The last parliamentary year of the incumbent assembly began on 14 August 2022, and Speaker Raja Pervaiz Ashraf has already adjourned the joint sitting twice without any apparent reason.
Now the next session is due in September, it is reported that the government has decided to call a joint sitting of the two houses of parliament on the 19th of this month for the mandatory parliamentary address of the president.
Given the backdrop, it’s not very difficult to understand why there was a difficulty for everybody to go through the motions in what is, after all, just a tradition with very little intrinsic value. PTI has made it abundantly clear that it will do whatever it takes to throw a monkey wrench in the works whenever and wherever it gets a chance; even if it means risking disturbance of the crucial IMF (International Monetary Fund) bailout programme.
And the government, for its part, has no qualms about slapping sedition and terrorism charges on the opposition just to get it out of the way. So it’s not that strange, after all, that the PML-N (Pakistan Muslim League-Nawaz)-led government hasn’t yet sent an invitation to the presidency.
Usually, the president has a simple enough job to do. He’s put there by the government, so he returns the favour by heaping praise on it. But since President Alvi must review performances of not one but two administrations, he finds himself in a particularly tight spot; especially since he’s also made it pretty clear that he’s PTI’s man in the president’s house more than an impartial president in the true, constitutional sense of the job.
Everybody knows how he feels and what he’ll say about the first eight months, when PTI was in power, but will he maintain a degree of presidential dignity and decorum when it comes to the last four months, when PML-N came back on top?
All this confusion hasn’t kept the official machinery from working, thankfully. News reports suggest that the main part of the speech is almost ready, after the presidency’s staff duly contacted all ministries in time for their feedback.

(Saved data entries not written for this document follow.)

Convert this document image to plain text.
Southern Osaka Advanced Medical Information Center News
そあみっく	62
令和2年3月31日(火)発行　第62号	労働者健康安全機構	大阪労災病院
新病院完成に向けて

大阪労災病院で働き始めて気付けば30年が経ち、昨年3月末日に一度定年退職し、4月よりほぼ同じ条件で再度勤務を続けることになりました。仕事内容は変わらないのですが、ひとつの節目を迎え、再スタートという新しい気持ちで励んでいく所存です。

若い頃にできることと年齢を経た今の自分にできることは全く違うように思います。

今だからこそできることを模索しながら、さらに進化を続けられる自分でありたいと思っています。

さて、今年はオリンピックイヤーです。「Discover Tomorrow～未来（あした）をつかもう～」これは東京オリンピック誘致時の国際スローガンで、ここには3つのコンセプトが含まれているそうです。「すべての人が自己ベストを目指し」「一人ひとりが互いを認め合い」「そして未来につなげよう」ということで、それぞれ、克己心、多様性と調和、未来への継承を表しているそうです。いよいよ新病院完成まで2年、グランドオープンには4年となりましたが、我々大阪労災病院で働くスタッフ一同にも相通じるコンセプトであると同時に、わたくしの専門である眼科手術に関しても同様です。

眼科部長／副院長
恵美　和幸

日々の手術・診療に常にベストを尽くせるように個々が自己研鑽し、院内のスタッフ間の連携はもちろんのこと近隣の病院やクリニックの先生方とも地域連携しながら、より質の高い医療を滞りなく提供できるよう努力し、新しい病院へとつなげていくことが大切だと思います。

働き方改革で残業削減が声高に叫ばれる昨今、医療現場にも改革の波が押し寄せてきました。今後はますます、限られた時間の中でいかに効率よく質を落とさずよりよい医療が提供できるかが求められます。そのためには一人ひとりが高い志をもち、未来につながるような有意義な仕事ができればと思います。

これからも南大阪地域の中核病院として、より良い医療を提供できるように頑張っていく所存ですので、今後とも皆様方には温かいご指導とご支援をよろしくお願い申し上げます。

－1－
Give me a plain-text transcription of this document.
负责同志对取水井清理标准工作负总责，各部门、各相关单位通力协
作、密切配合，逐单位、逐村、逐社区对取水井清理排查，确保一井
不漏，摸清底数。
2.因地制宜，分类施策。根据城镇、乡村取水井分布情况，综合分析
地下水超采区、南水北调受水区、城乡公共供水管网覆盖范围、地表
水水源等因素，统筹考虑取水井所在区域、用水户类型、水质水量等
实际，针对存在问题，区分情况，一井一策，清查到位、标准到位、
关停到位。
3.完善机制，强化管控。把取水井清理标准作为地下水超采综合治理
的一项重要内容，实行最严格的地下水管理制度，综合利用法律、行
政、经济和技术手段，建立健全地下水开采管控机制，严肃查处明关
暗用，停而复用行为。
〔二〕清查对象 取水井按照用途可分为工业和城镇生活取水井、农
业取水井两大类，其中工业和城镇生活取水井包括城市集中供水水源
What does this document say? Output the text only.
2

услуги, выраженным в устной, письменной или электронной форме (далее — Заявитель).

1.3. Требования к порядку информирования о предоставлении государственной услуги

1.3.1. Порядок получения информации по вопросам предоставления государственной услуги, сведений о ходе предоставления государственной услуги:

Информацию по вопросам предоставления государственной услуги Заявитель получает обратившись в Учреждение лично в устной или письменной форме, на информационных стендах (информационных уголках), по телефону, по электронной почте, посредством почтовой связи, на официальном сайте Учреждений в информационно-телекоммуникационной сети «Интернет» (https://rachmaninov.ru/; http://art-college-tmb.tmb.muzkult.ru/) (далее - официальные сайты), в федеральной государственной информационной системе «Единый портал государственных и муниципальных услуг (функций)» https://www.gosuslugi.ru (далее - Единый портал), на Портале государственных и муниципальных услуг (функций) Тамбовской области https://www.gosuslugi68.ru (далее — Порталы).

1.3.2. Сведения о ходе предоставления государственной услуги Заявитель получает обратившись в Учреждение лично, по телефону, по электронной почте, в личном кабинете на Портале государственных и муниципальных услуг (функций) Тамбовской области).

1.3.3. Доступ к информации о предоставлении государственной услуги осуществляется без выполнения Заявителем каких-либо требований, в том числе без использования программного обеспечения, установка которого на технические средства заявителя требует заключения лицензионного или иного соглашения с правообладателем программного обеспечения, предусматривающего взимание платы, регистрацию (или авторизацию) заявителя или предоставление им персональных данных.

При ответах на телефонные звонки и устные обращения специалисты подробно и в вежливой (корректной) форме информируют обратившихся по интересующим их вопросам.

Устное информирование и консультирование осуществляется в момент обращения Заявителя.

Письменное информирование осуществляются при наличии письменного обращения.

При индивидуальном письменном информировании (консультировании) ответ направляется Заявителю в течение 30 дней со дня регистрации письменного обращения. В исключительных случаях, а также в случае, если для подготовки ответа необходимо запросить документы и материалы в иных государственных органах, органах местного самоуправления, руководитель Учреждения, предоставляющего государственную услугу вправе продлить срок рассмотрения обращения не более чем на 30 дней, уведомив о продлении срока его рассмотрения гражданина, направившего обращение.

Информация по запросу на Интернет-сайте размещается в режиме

But that also poses the question of whether or not the president will stick to the usual practice of just reading out what’s given to him.
His last address wasn’t entirely uneventful, with the opposition of the time – the government of today – raising slogans, surrounding him, and eventually walking out. But things could go in a completely different direction if he takes on the government of which he is the ceremonial head.
Since these presidential addresses have a sketchy history despite their very limited significance, perhaps this is something that needs a little more looking into. They quickly become a rarity whenever army chiefs take over and become presidents themselves, and became a convenient non-practice in the time of the then civilian president Ghulam Ishaq Khan as well.
Yet things went on just fine. Therefore, there’s a need to make this constitutional requirement more relevant. And that will only be possible when the president’s office becomes truly non-partisan.
However, things like that would require a manner of consensus between government and opposition. But that’s not likely to happen when all they can do is undermine and hurt the other, and also, at times, shamelessly hurt the country and the people in the process. That, unfortunately, is the problem at the centre of the paralysis with the president’s address as well.
A good start, then, could be legislating constitutional protocols relating to government-opposition exchanges on significant state matters that should, ultimately, take care of needless irritants like the one that’s made such a big deal out of a regular speech in this case.